State Management: Remote and Isolated

Never use local state in a team environment. You already know this. But how you structure remote state matters more than most people realize.

One state file per logical deployment unit. Not one per environment, not one for everything:

terraform/
├── networking/     ← VPC, subnets, transit gateway
├── platform/       ← ECS cluster, RDS, ElastiCache
├── services/
│   ├── api/        ← The API service and its dependencies
│   └── workers/    ← Background job workers
└── dns/            ← Route53 records (depends on services)

Each directory is an independent Terraform root.
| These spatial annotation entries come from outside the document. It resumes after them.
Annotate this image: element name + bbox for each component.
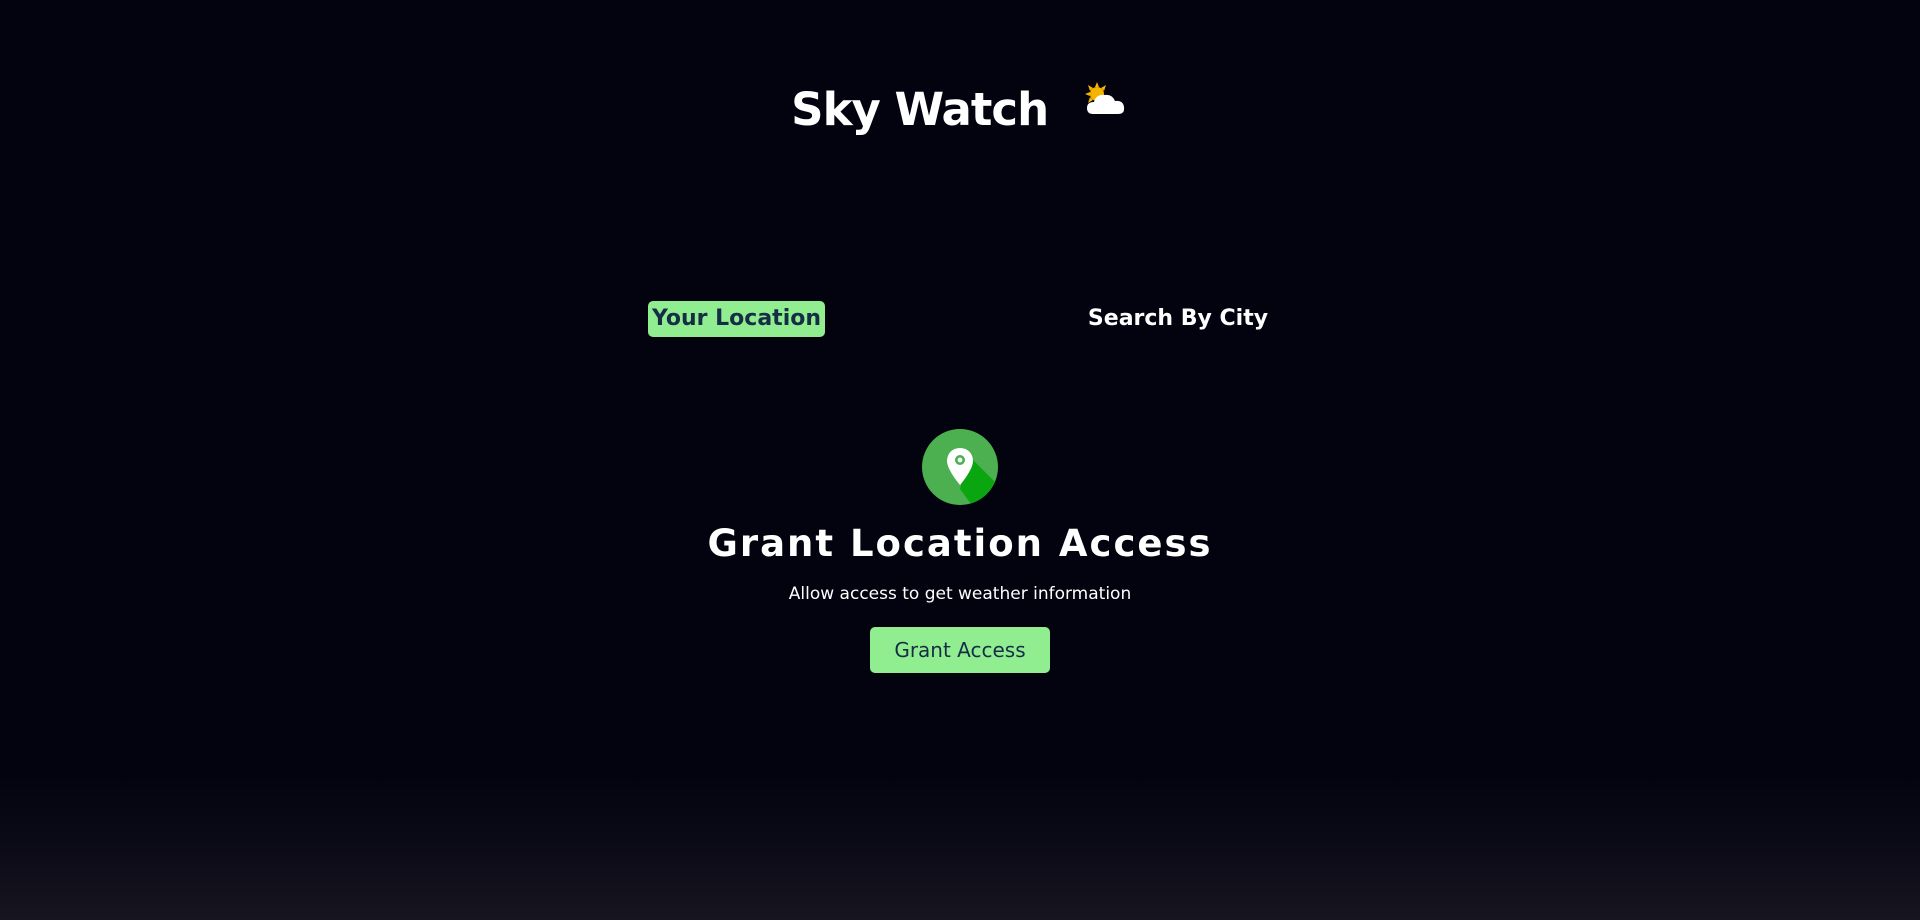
grant-heading: Grant Location Access — [707, 522, 1213, 565]
location-pin-icon — [922, 429, 998, 505]
tab-bar: Your Location Search By City — [0, 301, 1920, 337]
grant-access-button[interactable]: Grant Access — [870, 627, 1050, 673]
sun-behind-cloud-icon — [1081, 77, 1129, 133]
tab-search-by-city[interactable]: Search By City — [1080, 301, 1276, 337]
app-title: Sky Watch — [0, 82, 1920, 141]
tab-your-location[interactable]: Your Location — [648, 301, 825, 337]
app-title-text: Sky Watch — [791, 83, 1049, 136]
grant-description: Allow access to get weather information — [788, 584, 1132, 604]
grant-location-container: Grant Location Access Allow access to ge… — [0, 429, 1920, 673]
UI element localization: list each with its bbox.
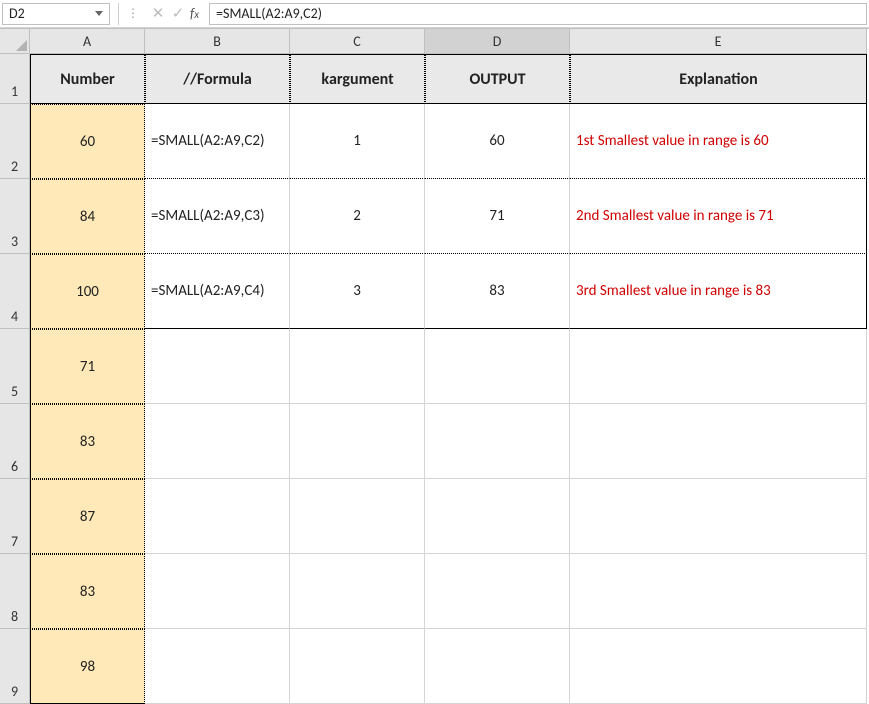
- cell-D3[interactable]: 71: [425, 179, 570, 254]
- cell-E4[interactable]: 3rd Smallest value in range is 83: [570, 254, 867, 329]
- chevron-down-icon[interactable]: [95, 11, 103, 16]
- dots-icon: ⋮: [127, 6, 140, 21]
- cell-E5[interactable]: [570, 329, 867, 404]
- cell-E8[interactable]: [570, 554, 867, 629]
- cell-A2[interactable]: 60: [30, 104, 145, 179]
- name-box[interactable]: D2: [2, 3, 110, 25]
- header-formula[interactable]: //Formula: [145, 54, 290, 104]
- cell-E3[interactable]: 2nd Smallest value in range is 71: [570, 179, 867, 254]
- cell-A3[interactable]: 84: [30, 179, 145, 254]
- row-head-1[interactable]: 1: [0, 54, 30, 104]
- select-all-corner[interactable]: [0, 29, 30, 54]
- active-cell-ref: D2: [9, 5, 25, 22]
- header-number[interactable]: Number: [30, 54, 145, 104]
- header-kargument[interactable]: k argument: [290, 54, 425, 104]
- cell-D8[interactable]: [425, 554, 570, 629]
- cell-A5[interactable]: 71: [30, 329, 145, 404]
- cell-B7[interactable]: [145, 479, 290, 554]
- cell-C3[interactable]: 2: [290, 179, 425, 254]
- cell-C9[interactable]: [290, 629, 425, 704]
- col-head-C[interactable]: C: [290, 29, 425, 54]
- cell-D7[interactable]: [425, 479, 570, 554]
- cell-A6[interactable]: 83: [30, 404, 145, 479]
- cancel-icon[interactable]: ✕: [148, 3, 168, 25]
- enter-check-icon[interactable]: ✓: [168, 3, 188, 25]
- cell-B5[interactable]: [145, 329, 290, 404]
- cell-B6[interactable]: [145, 404, 290, 479]
- cell-A4[interactable]: 100: [30, 254, 145, 329]
- row-head-8[interactable]: 8: [0, 554, 30, 629]
- row-head-9[interactable]: 9: [0, 629, 30, 704]
- cell-C7[interactable]: [290, 479, 425, 554]
- cell-D9[interactable]: [425, 629, 570, 704]
- separator: [118, 3, 119, 25]
- formula-input[interactable]: =SMALL(A2:A9,C2): [209, 3, 867, 25]
- cell-B4[interactable]: =SMALL(A2:A9,C4): [145, 254, 290, 329]
- cell-E9[interactable]: [570, 629, 867, 704]
- cell-C5[interactable]: [290, 329, 425, 404]
- header-explanation[interactable]: Explanation: [570, 54, 867, 104]
- spreadsheet-grid[interactable]: A B C D E 1 Number //Formula k argument …: [0, 28, 869, 704]
- cell-D5[interactable]: [425, 329, 570, 404]
- cell-A7[interactable]: 87: [30, 479, 145, 554]
- cell-A8[interactable]: 83: [30, 554, 145, 629]
- row-head-5[interactable]: 5: [0, 329, 30, 404]
- fx-icon[interactable]: fx: [190, 5, 199, 22]
- col-head-B[interactable]: B: [145, 29, 290, 54]
- cell-D6[interactable]: [425, 404, 570, 479]
- col-head-E[interactable]: E: [570, 29, 867, 54]
- cell-D4[interactable]: 83: [425, 254, 570, 329]
- cell-E2[interactable]: 1st Smallest value in range is 60: [570, 104, 867, 179]
- cell-B9[interactable]: [145, 629, 290, 704]
- cell-B3[interactable]: =SMALL(A2:A9,C3): [145, 179, 290, 254]
- cell-B2[interactable]: =SMALL(A2:A9,C2): [145, 104, 290, 179]
- cell-E7[interactable]: [570, 479, 867, 554]
- row-head-7[interactable]: 7: [0, 479, 30, 554]
- col-head-D[interactable]: D: [425, 29, 570, 54]
- cell-C2[interactable]: 1: [290, 104, 425, 179]
- row-head-4[interactable]: 4: [0, 254, 30, 329]
- cell-C6[interactable]: [290, 404, 425, 479]
- formula-text: =SMALL(A2:A9,C2): [216, 5, 322, 22]
- cell-A9[interactable]: 98: [30, 629, 145, 704]
- cell-C8[interactable]: [290, 554, 425, 629]
- cell-C4[interactable]: 3: [290, 254, 425, 329]
- col-head-A[interactable]: A: [30, 29, 145, 54]
- cell-E6[interactable]: [570, 404, 867, 479]
- row-head-2[interactable]: 2: [0, 104, 30, 179]
- row-head-3[interactable]: 3: [0, 179, 30, 254]
- row-head-6[interactable]: 6: [0, 404, 30, 479]
- header-output[interactable]: OUTPUT: [425, 54, 570, 104]
- formula-bar: D2 ⋮ ✕ ✓ fx =SMALL(A2:A9,C2): [0, 0, 869, 28]
- cell-D2[interactable]: 60: [425, 104, 570, 179]
- cell-B8[interactable]: [145, 554, 290, 629]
This means:

# Breaking change to networking doesn't block a services deploy
cd terraform/services/api && terraform apply

Cross-state references use terraform_remote_state data sources:

data "terraform_remote_state" "networking" {
  backend = "s3"
  config = {
    bucket = "my-terraform-state"
    key    = "networking/terraform.tfstate"
    region = "us-east-1"
  }
}

# Use the VPC ID from the networking state
resource "aws_security_group" "api" {
  vpc_id = data.terraform_remote_state.networking.outputs.vpc_id
}

Preventing Drift

Drift — when your actual infrastructure doesn’t match your Terraform state — is the silent killer of IaC practices. It’s insidious because it accumulates gradually and only becomes visible during incidents.

The fix is boring but necessary: scheduled terraform plan runs in CI.

# .github/workflows/drift-detection.yml
on:
  schedule:
    - cron: '0 8 * * 1-5'  # Weekday mornings

jobs:
  drift-check:
    steps:
      - uses: actions/checkout@v3
      - name: Terraform Plan (drift check)
        run: |
          cd terraform/platform
          terraform init -backend-config="..."
          terraform plan -detailed-exitcode
        # Exit code 2 = changes detected = drift

When this pipeline fails, someone investigates. Usually it’s manual console changes by someone “just doing a quick fix.” Those console changes get codified or reverted. The discipline builds over time.

The moved Block Is Underrated

Refactoring Terraform modules used to mean destroying and recreating resources. The moved block (introduced in Terraform 1.1) eliminates that:

moved {
  from = aws_s3_bucket.legacy_bucket
  to   = module.static_site.aws_s3_bucket.assets
}

Terraform understands that the resource didn’t change — it just moved in your configuration. No destroy, no recreate. This makes module refactoring safe enough to actually do.

Keep It Boring

The best Terraform is boring Terraform. Avoid clever meta-arguments, minimize count and for_each on resources with state implications, pin module versions explicitly, and write outputs.tf religiously. The goal is infrastructure that a new team member can read and understand at 3am when something is on fire.